Fantastic Mr Fox is a feature film and uses puppet models for its stop motion animation. The film tells the tale of a group of animals conspiring against evil farmers who are planning to destroy their habitat for farm land and is aimed as children and families. The film uses stop motion animation as it gives the film an authentic real look as opposed to using a computer generated cartoon adding to the quirky identity of the film. It also is an easy fix to having a film where the main character are animals being more easy then using real animals.


Chicken Run.

This film uses clay models for the stop motion and does so to achieve the humor and feel to the film enabled by its use. It also makes possible human movements within the animals featured triggering us the audience to connect with them.


Creature comforts.

This like the previous film mentioned is another creation Nick Aardman but a TV show and therefore many of the reasons are similar. The use of clay enables creatures such as the flees featured in the clip above to have human personalities that the audience can get to know. This show was aimed at adults due to some of the humor included however older children could also possibly enjoy it due to the entertaining visuals.


Clay Kids

Clay Kids uses clay figures and environments to produce movement through stop motion. Its audience is children and the overstated comical features of the clay figurines support this.


McCoys's crisp advert.

This advert utilises stop motion animation to bring the crisps (the product) to life, letting the branded McCoy crisps in to the bag and imitations are barred from entering the bag. This suggests the branded crisps have a higher quality and therefore have prestige. The use of stop motion animation allowed for this narrative to take place.

Xbox Advert

This is an advert for Xbox using clay to create different objects that represent games available for the console. The use of this stop motion animation looks very fluid and impressive and by association this reflects on to the Xbox brand. It also enables the characters associated with the games to be brought to life perhaps subtly suggesting that the only limit is your imagination and that you the player can sculpt your experience.



Moving on music video.

This video uses string environments and figures to tell the story of a person in hospital and their passing. The video being a music video could be aimed at anyone who likes the genre of music however the use of string could be seen as a metaphor for life having a certain length.

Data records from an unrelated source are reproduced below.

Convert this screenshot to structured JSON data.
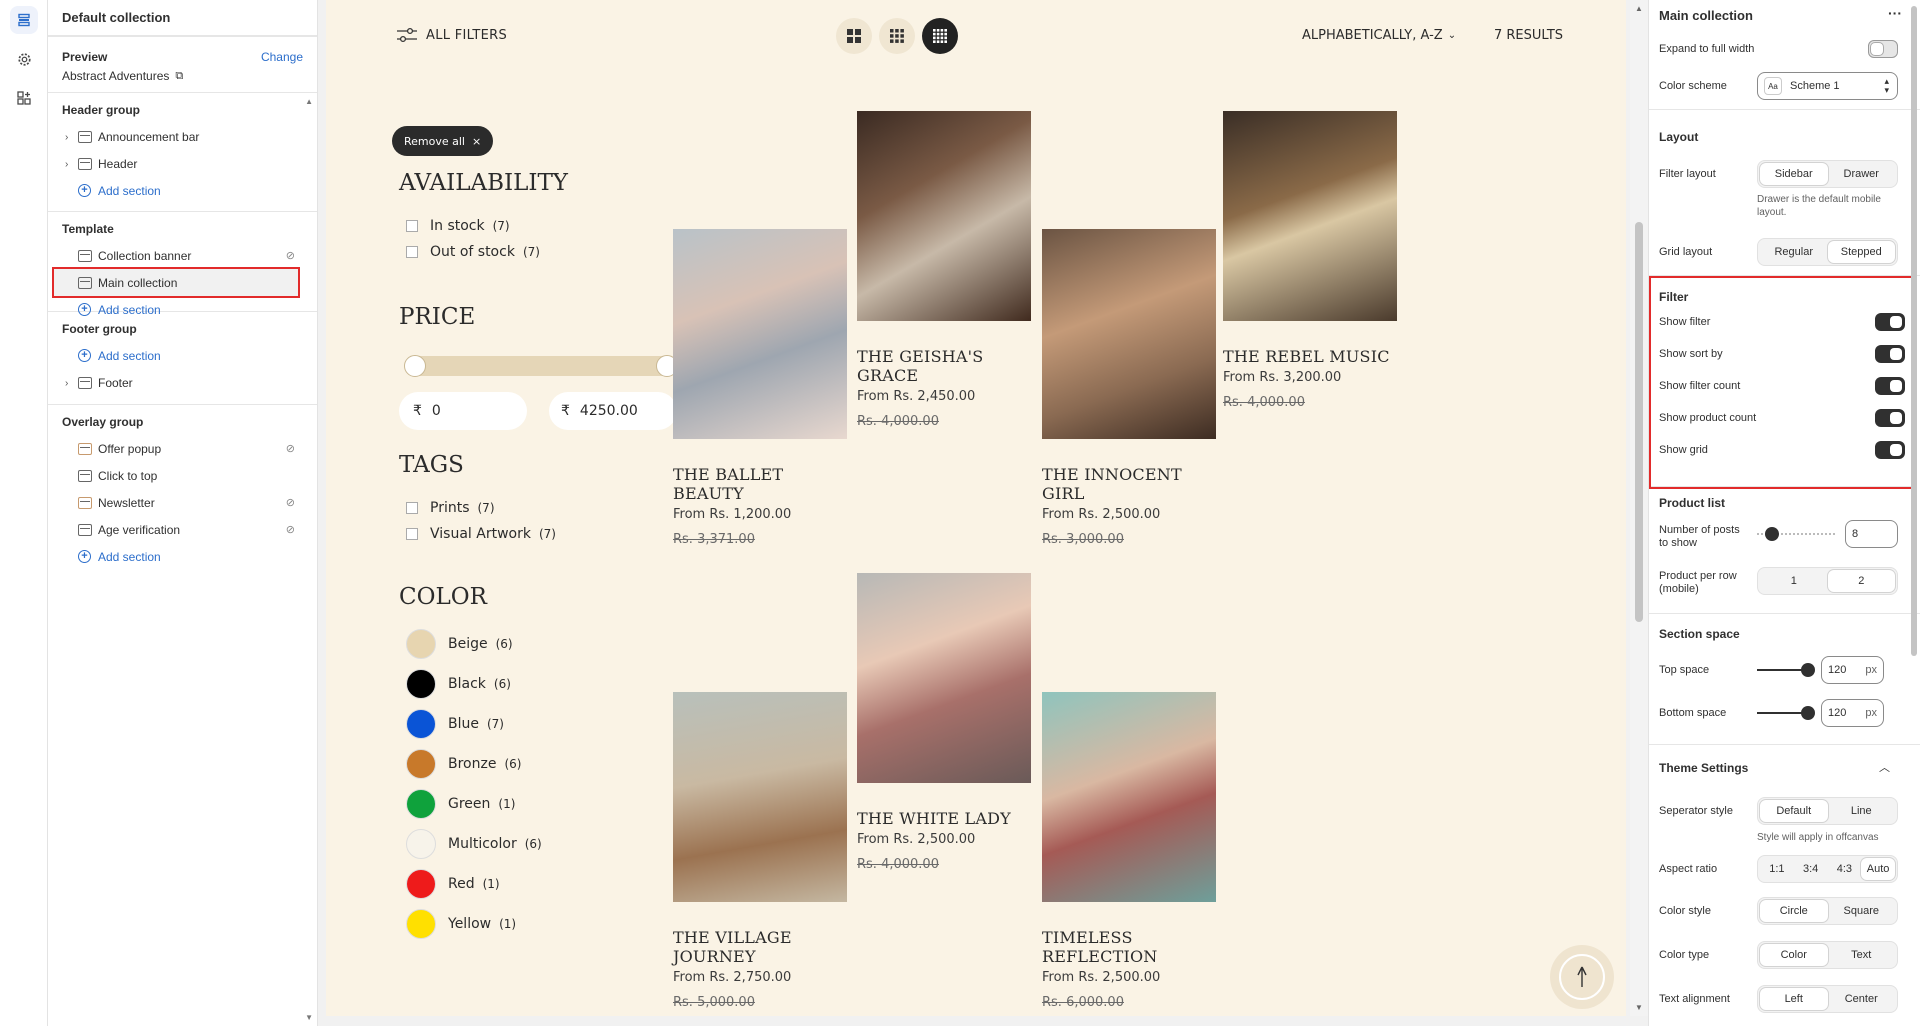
{
  "left_panel": {
    "title": "Default collection",
    "preview_label": "Preview",
    "change_label": "Change",
    "preview_value": "Abstract Adventures",
    "header_group": {
      "title": "Header group",
      "items": [
        "Announcement bar",
        "Header"
      ],
      "add": "Add section"
    },
    "template": {
      "title": "Template",
      "items": [
        "Collection banner",
        "Main collection"
      ],
      "add": "Add section"
    },
    "footer_group": {
      "title": "Footer group",
      "add": "Add section",
      "items": [
        "Footer"
      ]
    },
    "overlay_group": {
      "title": "Overlay group",
      "items": [
        "Offer popup",
        "Click to top",
        "Newsletter",
        "Age verification"
      ],
      "add": "Add section"
    }
  },
  "store": {
    "all_filters": "ALL FILTERS",
    "sort": "ALPHABETICALLY, A-Z",
    "results": "7 RESULTS",
    "remove_all": "Remove all",
    "availability": {
      "title": "AVAILABILITY",
      "options": [
        {
          "label": "In stock",
          "count": "(7)"
        },
        {
          "label": "Out of stock",
          "count": "(7)"
        }
      ]
    },
    "price": {
      "title": "PRICE",
      "currency": "₹",
      "min": "0",
      "max": "4250.00"
    },
    "tags": {
      "title": "TAGS",
      "options": [
        {
          "label": "Prints",
          "count": "(7)"
        },
        {
          "label": "Visual Artwork",
          "count": "(7)"
        }
      ]
    },
    "color": {
      "title": "COLOR",
      "options": [
        {
          "label": "Beige",
          "count": "(6)",
          "hex": "#e7d5b0"
        },
        {
          "label": "Black",
          "count": "(6)",
          "hex": "#000000"
        },
        {
          "label": "Blue",
          "count": "(7)",
          "hex": "#0a54d6"
        },
        {
          "label": "Bronze",
          "count": "(6)",
          "hex": "#c8792a"
        },
        {
          "label": "Green",
          "count": "(1)",
          "hex": "#0fa23c"
        },
        {
          "label": "Multicolor",
          "count": "(6)",
          "hex": "#f7f3ea"
        },
        {
          "label": "Red",
          "count": "(1)",
          "hex": "#ee1b1b"
        },
        {
          "label": "Yellow",
          "count": "(1)",
          "hex": "#ffe000"
        }
      ]
    },
    "products": [
      {
        "name": "THE BALLET BEAUTY",
        "price": "From Rs. 1,200.00",
        "old": "Rs. 3,371.00"
      },
      {
        "name": "THE GEISHA'S GRACE",
        "price": "From Rs. 2,450.00",
        "old": "Rs. 4,000.00"
      },
      {
        "name": "THE INNOCENT GIRL",
        "price": "From Rs. 2,500.00",
        "old": "Rs. 3,000.00"
      },
      {
        "name": "THE REBEL MUSIC",
        "price": "From Rs. 3,200.00",
        "old": "Rs. 4,000.00"
      },
      {
        "name": "THE VILLAGE JOURNEY",
        "price": "From Rs. 2,750.00",
        "old": "Rs. 5,000.00"
      },
      {
        "name": "THE WHITE LADY",
        "price": "From Rs. 2,500.00",
        "old": "Rs. 4,000.00"
      },
      {
        "name": "TIMELESS REFLECTION",
        "price": "From Rs. 2,500.00",
        "old": "Rs. 6,000.00"
      }
    ]
  },
  "right_panel": {
    "title": "Main collection",
    "expand": "Expand to full width",
    "color_scheme_label": "Color scheme",
    "color_scheme": "Scheme 1",
    "layout": {
      "title": "Layout",
      "filter_layout": "Filter layout",
      "opts": [
        "Sidebar",
        "Drawer"
      ],
      "hint": "Drawer is the default mobile layout.",
      "grid_layout": "Grid layout",
      "grid_opts": [
        "Regular",
        "Stepped"
      ]
    },
    "filter": {
      "title": "Filter",
      "items": [
        "Show filter",
        "Show sort by",
        "Show filter count",
        "Show product count",
        "Show grid"
      ]
    },
    "product_list": {
      "title": "Product list",
      "posts_label": "Number of posts to show",
      "posts": "8",
      "per_row_label": "Product per row (mobile)",
      "per_row_opts": [
        "1",
        "2"
      ]
    },
    "section_space": {
      "title": "Section space",
      "top_label": "Top space",
      "top": "120",
      "bottom_label": "Bottom space",
      "bottom": "120",
      "unit": "px"
    },
    "theme": {
      "title": "Theme Settings",
      "sep_label": "Seperator style",
      "sep_opts": [
        "Default",
        "Line"
      ],
      "sep_hint": "Style will apply in offcanvas",
      "aspect_label": "Aspect ratio",
      "aspect_opts": [
        "1:1",
        "3:4",
        "4:3",
        "Auto"
      ],
      "cstyle_label": "Color style",
      "cstyle_opts": [
        "Circle",
        "Square"
      ],
      "ctype_label": "Color type",
      "ctype_opts": [
        "Color",
        "Text"
      ],
      "talign_label": "Text alignment",
      "talign_opts": [
        "Left",
        "Center"
      ]
    }
  }
}
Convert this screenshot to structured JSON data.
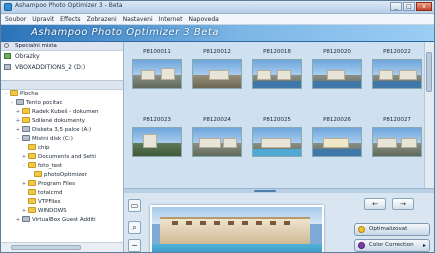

Thinking out loud lyric video.

This is stop motion in a very simple form, using paper and drawings to display lyrics and visual cues. Although no the most creative use of stop motion the video is effective and clearly aimed at fans of Ed Sheeran's music.
https://www.youtube.com/watch?v=4wB9-rD2WUk 


Shaun the sheep ident.

This is an ident for CBBC featuring Shaun the Sheep. Its audience is clearly children and viewers of CBBC due to the logo appearing multiple times and the graphics depicted in the ident.


Unofficial BBC 2 ident.

Here we see the use of clay to animate the number two. It is a Christmas one taking advantage of the season aiming to create and translate the festive feel to the audience. The audience would clearly be viewers of the BBC 2 channel.